CHP Sözcüsü Av. Deniz Yücel MYK açıklamasında; 'Sanmayın ki Hatay’dan vazgeçtik, bu hukuksuzluğun peşini bırakmayacağız'
Cumhuriyet Halk Partisi Sözcüsü Av. Deniz Yücel; "Yüksek Seçim Kurulu tarafından Hatay seçimlerinin derhal iptal edilerek yenilenmesine karar verilmesi gerekmektedir.”

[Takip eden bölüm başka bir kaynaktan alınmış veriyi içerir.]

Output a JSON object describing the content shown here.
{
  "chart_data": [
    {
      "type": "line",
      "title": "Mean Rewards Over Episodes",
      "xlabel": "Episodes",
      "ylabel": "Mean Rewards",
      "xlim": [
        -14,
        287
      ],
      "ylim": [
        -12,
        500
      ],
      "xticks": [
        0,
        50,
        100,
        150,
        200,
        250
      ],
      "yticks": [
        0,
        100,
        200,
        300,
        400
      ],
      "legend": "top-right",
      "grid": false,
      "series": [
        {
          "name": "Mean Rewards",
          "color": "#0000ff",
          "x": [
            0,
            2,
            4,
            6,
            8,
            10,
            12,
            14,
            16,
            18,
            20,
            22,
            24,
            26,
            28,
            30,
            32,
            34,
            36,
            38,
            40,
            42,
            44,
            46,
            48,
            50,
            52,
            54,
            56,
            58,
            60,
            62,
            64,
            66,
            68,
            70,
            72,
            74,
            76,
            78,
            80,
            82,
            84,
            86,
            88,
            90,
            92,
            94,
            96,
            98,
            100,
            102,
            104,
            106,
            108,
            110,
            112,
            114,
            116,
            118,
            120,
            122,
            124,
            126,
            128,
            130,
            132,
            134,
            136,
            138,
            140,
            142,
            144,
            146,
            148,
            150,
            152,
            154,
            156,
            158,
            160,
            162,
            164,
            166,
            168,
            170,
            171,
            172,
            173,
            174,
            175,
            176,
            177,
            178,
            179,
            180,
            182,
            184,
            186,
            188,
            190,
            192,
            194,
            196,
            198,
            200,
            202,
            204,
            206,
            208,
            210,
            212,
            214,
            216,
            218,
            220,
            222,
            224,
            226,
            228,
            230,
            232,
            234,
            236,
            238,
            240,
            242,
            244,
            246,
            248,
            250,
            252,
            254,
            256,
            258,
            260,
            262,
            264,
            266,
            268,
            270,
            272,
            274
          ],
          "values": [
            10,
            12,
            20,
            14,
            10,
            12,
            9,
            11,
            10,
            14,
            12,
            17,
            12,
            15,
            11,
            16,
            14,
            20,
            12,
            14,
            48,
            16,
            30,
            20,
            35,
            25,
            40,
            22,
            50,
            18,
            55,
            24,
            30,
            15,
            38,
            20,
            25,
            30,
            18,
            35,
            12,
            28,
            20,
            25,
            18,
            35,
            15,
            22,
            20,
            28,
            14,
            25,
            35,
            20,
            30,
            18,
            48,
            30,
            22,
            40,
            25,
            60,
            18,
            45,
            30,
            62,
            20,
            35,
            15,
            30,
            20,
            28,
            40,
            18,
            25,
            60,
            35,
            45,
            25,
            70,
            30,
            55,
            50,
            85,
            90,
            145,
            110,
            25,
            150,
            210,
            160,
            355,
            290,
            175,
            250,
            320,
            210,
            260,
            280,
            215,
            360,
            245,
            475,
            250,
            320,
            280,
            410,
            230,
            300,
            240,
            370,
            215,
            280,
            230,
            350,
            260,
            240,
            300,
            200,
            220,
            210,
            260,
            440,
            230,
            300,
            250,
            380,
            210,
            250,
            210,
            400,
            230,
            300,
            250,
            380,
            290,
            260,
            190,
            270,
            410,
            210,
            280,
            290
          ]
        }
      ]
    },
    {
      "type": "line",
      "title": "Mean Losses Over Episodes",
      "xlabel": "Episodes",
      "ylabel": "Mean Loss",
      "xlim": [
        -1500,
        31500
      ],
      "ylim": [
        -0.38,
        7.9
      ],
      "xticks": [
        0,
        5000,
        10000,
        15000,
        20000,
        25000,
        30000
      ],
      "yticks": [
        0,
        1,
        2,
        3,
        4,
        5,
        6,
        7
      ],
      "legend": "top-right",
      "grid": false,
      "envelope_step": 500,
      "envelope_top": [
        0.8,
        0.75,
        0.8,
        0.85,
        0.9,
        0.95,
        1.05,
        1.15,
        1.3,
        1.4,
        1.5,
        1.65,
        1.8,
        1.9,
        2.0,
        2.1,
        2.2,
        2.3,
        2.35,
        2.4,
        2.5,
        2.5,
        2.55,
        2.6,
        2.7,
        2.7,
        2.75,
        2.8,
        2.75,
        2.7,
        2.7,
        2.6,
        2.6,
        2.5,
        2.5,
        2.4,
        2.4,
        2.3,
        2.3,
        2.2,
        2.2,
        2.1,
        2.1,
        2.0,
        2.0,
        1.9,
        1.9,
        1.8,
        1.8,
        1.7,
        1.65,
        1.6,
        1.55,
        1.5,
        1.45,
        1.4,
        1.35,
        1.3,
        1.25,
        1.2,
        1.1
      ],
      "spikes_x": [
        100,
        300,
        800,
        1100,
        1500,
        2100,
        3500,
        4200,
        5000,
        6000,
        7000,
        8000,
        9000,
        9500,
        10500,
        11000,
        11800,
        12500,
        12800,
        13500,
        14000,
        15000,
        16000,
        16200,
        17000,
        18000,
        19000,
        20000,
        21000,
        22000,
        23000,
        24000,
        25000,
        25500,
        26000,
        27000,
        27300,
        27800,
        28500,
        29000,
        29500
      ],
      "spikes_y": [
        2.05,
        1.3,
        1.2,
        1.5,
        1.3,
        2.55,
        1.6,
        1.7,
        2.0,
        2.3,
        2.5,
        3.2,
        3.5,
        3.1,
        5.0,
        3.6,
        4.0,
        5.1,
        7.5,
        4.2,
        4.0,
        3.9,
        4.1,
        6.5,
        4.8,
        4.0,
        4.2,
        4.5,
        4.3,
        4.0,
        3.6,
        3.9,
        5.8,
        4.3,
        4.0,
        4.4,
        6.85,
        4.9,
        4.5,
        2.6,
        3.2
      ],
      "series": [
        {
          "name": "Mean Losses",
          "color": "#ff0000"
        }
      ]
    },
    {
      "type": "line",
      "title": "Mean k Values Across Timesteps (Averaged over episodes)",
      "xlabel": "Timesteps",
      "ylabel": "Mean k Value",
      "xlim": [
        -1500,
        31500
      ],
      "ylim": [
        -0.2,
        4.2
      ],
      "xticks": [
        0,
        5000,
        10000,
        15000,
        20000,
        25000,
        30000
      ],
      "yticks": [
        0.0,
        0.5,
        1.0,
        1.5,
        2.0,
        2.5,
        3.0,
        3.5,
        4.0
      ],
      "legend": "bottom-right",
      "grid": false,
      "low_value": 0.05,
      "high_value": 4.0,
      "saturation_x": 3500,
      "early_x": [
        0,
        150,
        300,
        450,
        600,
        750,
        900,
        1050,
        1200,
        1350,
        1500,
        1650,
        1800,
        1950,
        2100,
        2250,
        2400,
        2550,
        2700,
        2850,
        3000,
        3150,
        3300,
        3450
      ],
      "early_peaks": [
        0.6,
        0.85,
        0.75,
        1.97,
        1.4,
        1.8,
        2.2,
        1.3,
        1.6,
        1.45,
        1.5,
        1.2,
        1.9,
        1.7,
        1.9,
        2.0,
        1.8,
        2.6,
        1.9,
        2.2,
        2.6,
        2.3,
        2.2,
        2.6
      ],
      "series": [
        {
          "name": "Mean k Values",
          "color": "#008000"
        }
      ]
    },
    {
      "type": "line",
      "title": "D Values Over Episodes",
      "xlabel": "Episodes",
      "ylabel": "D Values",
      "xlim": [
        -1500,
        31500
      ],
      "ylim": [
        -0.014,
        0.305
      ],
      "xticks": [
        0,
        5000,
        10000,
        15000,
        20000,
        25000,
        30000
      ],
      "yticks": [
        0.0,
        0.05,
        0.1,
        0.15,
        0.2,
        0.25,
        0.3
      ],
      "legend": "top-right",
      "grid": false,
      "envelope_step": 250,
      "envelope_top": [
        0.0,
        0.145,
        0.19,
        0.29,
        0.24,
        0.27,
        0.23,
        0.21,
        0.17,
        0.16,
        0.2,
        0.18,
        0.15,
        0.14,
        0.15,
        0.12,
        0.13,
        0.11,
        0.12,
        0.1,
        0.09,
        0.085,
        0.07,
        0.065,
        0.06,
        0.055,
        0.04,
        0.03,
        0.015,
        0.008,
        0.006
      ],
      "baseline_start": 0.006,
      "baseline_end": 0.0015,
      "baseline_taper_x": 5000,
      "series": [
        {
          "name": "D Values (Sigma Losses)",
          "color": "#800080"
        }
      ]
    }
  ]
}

CHP Sözcüsü Deniz Yücel; “Sanmayın ki, bu milli irade gaspına sessiz kalacağız. Sanmayın ki Hatay’dan vazgeçtik. Biz bu hukuksuzluğun peşini bırakmayacağız. Büyük Önderimiz Mustafa Kemal Atatürk’ün 'şahsi meselem' dediği Hatay, her bir Cumhuriyet Halk Partilinin şahsi meselesidir ve Hatay halkının iradesine bu anlayışla her zaman sahip çıkılacaktır. Hatay seçimlerine şaibe bulaşmıştır. Var olan bu kanunsuzluklar nedeniyle Yüksek Seçim Kurulu tarafından Hatay seçimlerinin derhal iptal edilerek yenilenmesine karar verilmesi gerekmektedir” dedi. AKP İzmir Milletvekili Şebnem Bursalı’nın ıstakoz paylaşımı hakkında da konuşan Yücel, “Bu görgüsüzlüğün, bu eşitsizliğin ve haksızlığın akıllara getirdiği Tevfik Fikret’in şiirinde de dediği gibi 'Yiyin efendiler yiyin, bu han-ı iştiha sizin, doyunca, tıksırınca, çatlayıncaya kadar yiyin'. Ama unutmayın ki ilk genel seçimler de ıstakoz sofralarınızın sonu olacak” ifadesini kullandı.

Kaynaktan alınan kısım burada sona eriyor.